MA Philosophy (2005)
Currently pursuing a PhD in Philosophy & Literature at Purdue University
Author of "The Funniness of Stephen Colbert: A Wittgensteinian Approach to Humor," in Stephen Colbert and Philosophy (Open Court, 2009).
"Before I came to DSPT I thought I had a pretty good handle on philosophy. I came from UC Berkeley, after all. But I was just like that teenager, who, at thirteen, thought she knew everything. I took courses on Ancient, Modern and Contemporary philosophy, so I thought I had a good background. I came to DSPT because it would allow me to follow my love for Ancient Philosophy, especially for Plato. But when I got to DSPT, whole new worlds opened up: the world of Plotinus, the world of the pre-Socratics, and of course the world of St. Thomas Aquinas. The great thing about DSPT, for me, was that I always felt comfortable, like I was learning these new views in the comfort of my own living room, and this allowed me to take risks with my thinking and writing. This period was really a time of play for me, looking back at it now. The friendship, the community, and the informal conversations all nurtured me and prepared me for my life now.
"A Master's degree in philosophy from DSPT allowed me to teach as a part-time lecturer at various colleges in the Bay Area. I found that I enjoyed engaging students in philosophical discussions and challenging them to think in new ways about ancient and contemporary philosophical literature. When I realized that I would be happy teaching philosophy for the rest of my life and couldn't imagine doing anything else, I applied to PhD programs.

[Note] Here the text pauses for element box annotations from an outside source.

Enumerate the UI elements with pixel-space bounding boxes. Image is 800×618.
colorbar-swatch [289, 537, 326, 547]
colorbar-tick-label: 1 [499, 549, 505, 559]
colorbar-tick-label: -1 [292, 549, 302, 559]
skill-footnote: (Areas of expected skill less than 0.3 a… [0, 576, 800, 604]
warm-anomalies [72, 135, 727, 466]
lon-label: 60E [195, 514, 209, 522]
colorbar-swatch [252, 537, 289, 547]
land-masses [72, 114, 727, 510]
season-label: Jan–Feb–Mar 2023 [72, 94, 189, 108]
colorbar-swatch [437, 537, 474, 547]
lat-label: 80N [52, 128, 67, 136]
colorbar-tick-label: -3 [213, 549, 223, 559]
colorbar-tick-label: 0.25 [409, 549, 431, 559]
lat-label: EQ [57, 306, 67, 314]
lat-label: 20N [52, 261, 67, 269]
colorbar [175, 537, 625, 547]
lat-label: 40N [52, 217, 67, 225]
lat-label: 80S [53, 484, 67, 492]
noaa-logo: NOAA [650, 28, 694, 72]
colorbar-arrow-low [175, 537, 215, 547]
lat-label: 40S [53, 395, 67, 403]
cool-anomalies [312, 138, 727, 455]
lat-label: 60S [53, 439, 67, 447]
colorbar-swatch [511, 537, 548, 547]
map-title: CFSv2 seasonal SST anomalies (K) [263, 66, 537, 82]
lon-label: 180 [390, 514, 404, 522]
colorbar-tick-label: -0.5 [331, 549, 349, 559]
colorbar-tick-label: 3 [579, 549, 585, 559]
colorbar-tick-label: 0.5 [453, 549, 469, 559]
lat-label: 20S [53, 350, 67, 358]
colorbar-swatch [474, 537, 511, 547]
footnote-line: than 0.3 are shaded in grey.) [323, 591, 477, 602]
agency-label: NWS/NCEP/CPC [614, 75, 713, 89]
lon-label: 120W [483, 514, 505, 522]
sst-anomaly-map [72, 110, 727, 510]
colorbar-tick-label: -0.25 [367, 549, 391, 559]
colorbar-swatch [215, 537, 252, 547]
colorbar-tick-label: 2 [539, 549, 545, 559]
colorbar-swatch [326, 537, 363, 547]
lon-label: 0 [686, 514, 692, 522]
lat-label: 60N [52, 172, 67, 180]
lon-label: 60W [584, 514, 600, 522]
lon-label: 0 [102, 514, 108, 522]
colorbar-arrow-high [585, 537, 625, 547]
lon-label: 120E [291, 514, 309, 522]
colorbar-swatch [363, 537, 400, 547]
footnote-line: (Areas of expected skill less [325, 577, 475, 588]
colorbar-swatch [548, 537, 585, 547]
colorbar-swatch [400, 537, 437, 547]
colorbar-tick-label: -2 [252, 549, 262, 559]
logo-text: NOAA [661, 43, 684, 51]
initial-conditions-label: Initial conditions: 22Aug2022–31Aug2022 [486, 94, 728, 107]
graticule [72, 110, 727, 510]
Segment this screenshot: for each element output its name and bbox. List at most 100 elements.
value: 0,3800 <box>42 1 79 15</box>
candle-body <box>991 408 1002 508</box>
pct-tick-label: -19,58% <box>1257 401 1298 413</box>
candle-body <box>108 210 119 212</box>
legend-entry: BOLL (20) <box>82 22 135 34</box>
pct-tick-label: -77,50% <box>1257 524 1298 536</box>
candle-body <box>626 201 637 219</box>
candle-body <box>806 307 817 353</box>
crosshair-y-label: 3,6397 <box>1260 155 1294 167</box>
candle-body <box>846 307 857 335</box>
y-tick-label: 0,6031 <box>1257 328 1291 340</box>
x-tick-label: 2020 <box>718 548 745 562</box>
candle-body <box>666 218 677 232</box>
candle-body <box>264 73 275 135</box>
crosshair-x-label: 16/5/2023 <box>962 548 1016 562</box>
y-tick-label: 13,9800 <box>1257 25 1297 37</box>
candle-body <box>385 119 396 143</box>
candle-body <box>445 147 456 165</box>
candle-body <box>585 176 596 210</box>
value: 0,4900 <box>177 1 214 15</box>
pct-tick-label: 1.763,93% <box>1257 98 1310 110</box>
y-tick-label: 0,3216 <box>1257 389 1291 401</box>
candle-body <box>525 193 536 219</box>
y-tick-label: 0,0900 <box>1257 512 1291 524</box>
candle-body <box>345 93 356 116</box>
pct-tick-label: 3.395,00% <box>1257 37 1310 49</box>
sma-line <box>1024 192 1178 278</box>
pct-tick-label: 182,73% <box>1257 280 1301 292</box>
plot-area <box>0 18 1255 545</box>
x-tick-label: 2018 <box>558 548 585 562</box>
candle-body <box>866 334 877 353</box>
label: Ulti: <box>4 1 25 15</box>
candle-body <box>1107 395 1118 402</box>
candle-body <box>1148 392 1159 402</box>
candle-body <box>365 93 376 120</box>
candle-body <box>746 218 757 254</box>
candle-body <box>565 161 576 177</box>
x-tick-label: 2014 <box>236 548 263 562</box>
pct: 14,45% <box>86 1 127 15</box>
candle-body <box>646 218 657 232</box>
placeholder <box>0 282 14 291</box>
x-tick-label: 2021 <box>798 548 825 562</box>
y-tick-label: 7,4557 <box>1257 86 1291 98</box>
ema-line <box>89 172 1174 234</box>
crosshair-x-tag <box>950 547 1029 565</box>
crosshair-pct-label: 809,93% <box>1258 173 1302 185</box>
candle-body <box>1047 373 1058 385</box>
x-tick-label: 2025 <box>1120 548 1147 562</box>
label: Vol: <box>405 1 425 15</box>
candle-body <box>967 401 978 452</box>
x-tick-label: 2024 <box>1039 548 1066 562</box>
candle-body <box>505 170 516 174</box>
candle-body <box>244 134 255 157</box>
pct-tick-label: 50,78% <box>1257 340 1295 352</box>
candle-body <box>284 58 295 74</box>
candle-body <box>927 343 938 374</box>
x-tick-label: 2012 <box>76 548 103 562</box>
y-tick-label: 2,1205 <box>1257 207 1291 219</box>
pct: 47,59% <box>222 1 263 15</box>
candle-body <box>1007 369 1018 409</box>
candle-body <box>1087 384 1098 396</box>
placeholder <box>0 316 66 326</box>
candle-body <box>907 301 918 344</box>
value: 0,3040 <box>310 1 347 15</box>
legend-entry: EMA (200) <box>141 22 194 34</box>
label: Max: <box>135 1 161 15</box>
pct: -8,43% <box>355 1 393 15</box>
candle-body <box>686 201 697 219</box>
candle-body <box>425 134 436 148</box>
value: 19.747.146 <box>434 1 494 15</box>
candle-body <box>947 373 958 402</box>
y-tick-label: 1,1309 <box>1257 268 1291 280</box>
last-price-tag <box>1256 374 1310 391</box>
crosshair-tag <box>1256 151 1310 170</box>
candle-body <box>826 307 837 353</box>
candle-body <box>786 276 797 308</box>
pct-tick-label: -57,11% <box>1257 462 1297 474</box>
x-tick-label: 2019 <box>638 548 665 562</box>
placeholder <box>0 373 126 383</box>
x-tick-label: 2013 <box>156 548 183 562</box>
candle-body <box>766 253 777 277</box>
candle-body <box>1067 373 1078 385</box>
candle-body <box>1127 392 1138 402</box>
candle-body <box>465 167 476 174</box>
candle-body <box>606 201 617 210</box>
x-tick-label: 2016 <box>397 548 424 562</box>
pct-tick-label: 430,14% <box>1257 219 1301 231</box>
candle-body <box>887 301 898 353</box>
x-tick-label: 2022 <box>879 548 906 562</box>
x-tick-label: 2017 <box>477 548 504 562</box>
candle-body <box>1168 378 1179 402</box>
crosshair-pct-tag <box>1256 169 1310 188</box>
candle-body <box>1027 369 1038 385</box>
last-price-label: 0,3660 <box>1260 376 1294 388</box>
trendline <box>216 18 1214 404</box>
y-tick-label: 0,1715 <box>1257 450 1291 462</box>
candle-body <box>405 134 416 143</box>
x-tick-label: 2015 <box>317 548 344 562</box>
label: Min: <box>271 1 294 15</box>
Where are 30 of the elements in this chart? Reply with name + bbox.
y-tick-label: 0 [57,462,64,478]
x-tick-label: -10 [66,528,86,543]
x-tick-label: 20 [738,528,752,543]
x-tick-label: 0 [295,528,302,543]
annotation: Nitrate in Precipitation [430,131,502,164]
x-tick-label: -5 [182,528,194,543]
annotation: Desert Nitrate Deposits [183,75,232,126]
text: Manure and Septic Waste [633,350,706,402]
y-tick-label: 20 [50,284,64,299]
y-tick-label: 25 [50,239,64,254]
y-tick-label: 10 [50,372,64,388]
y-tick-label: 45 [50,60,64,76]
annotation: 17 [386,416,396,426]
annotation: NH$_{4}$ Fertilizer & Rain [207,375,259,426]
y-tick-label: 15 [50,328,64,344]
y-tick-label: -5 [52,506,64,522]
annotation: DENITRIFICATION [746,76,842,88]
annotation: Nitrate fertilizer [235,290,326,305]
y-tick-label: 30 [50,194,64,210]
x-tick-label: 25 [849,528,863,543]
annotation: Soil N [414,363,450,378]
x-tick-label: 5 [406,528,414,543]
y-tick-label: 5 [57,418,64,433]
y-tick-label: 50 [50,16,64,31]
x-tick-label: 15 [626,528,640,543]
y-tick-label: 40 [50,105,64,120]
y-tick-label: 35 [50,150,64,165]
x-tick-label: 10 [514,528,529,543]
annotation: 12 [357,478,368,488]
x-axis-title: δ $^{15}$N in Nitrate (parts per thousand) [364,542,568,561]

"In Ancient Greek there is a word, apeiros, which has two meanings: the first is "inexperienced" or "ignorant," the second is "boundless" or "without end." When I came to DSPT, I was inexperienced and ignorant of many philosophical viewpoints. And the philosophy that I was familiar with was at best on a surface level. I had been doing baby philosophy at Berkeley as an undergraduate. With DSPT's small school atmosphere but big time resources (the UC Berkeley and GTU libraries, the knowledgeable and skilled professors, the dedicated and caring staff), there really wasn't a limit to what I could do. DSPT helped me develop an intellectual curiosity without end. For me, DSPT helped me transform from the first meaning of apeiros, "ignorant," to the second meaning, "without end," with respect to my intellectual development. Perhaps it wouldn't be wrong to consider myself now as a grown-up philosopher."